“The Magnetic Quiet Zone” by Philip Samartzis,
Title:
- The Magnetic Quiet Zone
Artist(s) and People Involved:
Exhibiting Artist(s):
Symposium:
Artist Statement:
‘The Magnetic Quiet Zone’ is an immersive, 35-minute audio-visual installation exploring the frozen sounds and stagnant silences, the strange atmospherics and dynamic forces operating at the margins of our planet.
Drawing on the Antarctic research of sound artist Philip Samartzis, visual artist Martin Walch, and writer/composer Sean Williams, ‘The Magnetic Quiet Zone’ uses field recordings, digital imaging and animation, and ambient music to render complex behaviours, vast spaces, material encounters and wild weather that express the uncanniness of the ice continent. The animated video comprising images captured at 150-second intervals over the 2017/18 austral summer provides a record of light and
shadow, mutable weather, and the rhythm of human activity that distorts the fabric of space and time, culminating in the sensation of an everlasting day.

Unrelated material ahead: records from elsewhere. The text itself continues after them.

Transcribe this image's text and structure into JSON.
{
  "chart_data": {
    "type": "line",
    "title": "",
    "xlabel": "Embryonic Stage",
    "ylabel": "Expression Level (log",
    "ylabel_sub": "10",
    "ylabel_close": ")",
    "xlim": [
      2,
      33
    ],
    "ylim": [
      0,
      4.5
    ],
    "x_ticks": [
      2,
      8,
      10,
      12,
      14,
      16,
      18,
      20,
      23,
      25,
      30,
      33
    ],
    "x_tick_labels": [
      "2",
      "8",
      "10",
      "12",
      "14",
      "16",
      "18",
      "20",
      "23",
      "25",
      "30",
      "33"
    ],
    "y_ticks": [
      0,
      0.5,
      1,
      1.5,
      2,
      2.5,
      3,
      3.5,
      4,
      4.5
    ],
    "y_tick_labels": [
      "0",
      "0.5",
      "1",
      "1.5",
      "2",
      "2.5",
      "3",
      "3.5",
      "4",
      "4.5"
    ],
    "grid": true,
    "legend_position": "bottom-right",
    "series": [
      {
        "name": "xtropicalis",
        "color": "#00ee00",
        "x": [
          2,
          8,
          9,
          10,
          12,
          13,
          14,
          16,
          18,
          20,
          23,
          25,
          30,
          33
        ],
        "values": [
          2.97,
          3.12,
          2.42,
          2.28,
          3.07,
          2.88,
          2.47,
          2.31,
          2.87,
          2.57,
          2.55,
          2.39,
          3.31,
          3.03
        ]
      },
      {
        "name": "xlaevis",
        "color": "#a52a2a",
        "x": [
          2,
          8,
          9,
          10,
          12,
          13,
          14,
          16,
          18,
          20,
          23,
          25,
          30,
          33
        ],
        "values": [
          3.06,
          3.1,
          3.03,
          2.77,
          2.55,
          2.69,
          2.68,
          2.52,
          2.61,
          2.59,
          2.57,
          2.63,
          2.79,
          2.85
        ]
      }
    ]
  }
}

The ways people live and work in remote places such as Antarctica progressively resemble the broader contemporary experience, in which strict protocols and hyper-vigilance mitigate risk. The unpredictable nature of life in extremis that necessitates constant adaptation is in many ways how we live on the rest of the planet where our assumptions are regularly tested. The resilient communities who occupy these distant and fragile places provide models of resistance that can help deepen understanding of the impact of environmental dissonance. Artists and writers play an increasingly vital role in observing and recording the tension between climate, landscape, technology, and human action, to demonstrate the interconnectedness of things.